Lermin se demanda un instant s’il pouvait avouer à son père que ce serait un supplice, puis il se ravisa. Le roi le raillerait méchamment et perdrait sa bonne humeur, ce qui serait encore plus difficile à supporter. Il fallait trouver une autre approche pour alléger les heures de chevauchée. Il tenta :

— Cependant, j’aimerais aussi découvrir toute l’ingéniosité de notre peuple, dont vous me parlez si souvent. Je crois qu’il est temps que je le connaisse pour me faire une véritable idée de la capacité de notre nation à vivre sans les îles qui sont en train de dériver.
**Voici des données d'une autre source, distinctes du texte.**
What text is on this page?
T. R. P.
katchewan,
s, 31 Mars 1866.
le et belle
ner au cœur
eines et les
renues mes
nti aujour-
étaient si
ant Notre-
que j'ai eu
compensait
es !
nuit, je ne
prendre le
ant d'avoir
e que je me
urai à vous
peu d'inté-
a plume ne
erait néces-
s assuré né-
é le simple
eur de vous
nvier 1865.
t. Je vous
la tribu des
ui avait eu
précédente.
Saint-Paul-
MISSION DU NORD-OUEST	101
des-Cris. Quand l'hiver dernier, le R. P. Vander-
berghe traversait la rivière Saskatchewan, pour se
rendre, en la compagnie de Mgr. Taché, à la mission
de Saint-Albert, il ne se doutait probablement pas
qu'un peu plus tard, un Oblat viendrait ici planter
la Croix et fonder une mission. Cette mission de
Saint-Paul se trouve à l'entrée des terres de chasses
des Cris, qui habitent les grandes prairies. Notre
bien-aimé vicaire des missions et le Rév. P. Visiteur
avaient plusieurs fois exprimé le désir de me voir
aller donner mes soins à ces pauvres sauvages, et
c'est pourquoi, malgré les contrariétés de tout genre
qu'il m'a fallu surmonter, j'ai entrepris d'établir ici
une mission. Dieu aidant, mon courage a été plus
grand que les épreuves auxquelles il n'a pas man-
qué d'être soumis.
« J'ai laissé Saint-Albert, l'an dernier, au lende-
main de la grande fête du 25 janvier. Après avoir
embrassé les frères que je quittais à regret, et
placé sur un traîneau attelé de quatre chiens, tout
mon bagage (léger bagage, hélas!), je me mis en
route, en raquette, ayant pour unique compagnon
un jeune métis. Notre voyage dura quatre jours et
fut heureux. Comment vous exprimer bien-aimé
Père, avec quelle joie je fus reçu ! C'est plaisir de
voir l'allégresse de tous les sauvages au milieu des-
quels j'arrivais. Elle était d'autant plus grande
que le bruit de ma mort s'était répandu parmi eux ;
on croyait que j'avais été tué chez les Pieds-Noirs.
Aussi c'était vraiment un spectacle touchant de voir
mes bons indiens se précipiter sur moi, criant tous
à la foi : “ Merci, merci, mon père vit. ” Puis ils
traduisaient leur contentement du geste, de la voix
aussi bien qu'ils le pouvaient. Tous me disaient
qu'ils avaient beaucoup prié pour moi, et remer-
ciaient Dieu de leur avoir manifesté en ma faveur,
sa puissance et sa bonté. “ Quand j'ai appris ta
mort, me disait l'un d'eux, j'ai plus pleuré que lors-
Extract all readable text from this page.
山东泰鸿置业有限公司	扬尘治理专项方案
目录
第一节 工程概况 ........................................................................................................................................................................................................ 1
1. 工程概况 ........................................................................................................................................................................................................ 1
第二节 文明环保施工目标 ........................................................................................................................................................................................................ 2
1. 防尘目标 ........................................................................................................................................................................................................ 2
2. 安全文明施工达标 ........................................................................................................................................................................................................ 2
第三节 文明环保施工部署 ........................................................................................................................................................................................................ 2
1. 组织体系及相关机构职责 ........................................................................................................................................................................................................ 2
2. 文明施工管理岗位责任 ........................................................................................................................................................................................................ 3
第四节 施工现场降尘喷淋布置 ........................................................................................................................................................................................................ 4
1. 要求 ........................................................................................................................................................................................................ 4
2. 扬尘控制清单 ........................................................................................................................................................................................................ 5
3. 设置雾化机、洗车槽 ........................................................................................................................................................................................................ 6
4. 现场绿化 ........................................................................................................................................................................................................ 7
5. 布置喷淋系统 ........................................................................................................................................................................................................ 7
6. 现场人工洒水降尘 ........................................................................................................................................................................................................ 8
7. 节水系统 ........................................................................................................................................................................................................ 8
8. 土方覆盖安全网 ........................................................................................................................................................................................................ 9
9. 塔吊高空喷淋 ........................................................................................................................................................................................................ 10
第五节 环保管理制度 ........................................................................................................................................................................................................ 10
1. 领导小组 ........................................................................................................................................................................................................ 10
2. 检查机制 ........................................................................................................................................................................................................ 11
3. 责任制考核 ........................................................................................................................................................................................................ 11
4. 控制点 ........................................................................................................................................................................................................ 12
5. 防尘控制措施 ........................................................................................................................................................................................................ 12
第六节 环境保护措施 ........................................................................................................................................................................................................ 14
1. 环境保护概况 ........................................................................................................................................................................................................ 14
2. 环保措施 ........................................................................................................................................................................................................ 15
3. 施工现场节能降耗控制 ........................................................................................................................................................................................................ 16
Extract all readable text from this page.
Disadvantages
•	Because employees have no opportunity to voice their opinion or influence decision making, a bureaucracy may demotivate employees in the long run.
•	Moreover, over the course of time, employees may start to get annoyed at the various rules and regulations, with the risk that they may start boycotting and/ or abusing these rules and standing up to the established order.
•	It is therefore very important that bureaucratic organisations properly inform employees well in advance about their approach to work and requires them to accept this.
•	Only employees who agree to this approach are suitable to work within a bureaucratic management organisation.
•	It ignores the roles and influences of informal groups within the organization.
Surpris par cette remarque, Nilakin observa son fils. Celui-ci n’osait affronter le regard de son père ; il fixait le chemin avec, au coin des lèvres, une pointe de défi. Lermin pensait avoir été trop loin. Ce n’était peut-être pas le bon argument pour convaincre son père de voyager plus lentement. Pourtant, Lermin était d’un naturel inquiet et ces îles voyageuses occupaient une grande place dans son esprit. Personne ne s’en préoccupait : les paysans les regardaient passer comme on observe un bateau en évaluant sa vitesse et sa grandeur, tandis que les pêcheurs les maudissaient parce qu’elles perturbaient les bancs de poissons, rendant leur capture plus difficile. Quant aux habitants des montagnes, ils s’en gaussaient ouvertement, se bénissant d’être loin des côtes. Mais lui, Lermin, les avait observées longuement. Il en avait discuté avec les marchands qui s’en inquiétaient aussi, pour des raisons commerciales — il y avait nettement moins de clients potentiels — et pour des raisons de navigation : les îles qui quittaient leurs amarres créaient des tourbillons qu’il fallait éviter. Seuls les marins habitués aux routes maritimes pouvaient naviguer sans tomber dans l’un de ces pièges.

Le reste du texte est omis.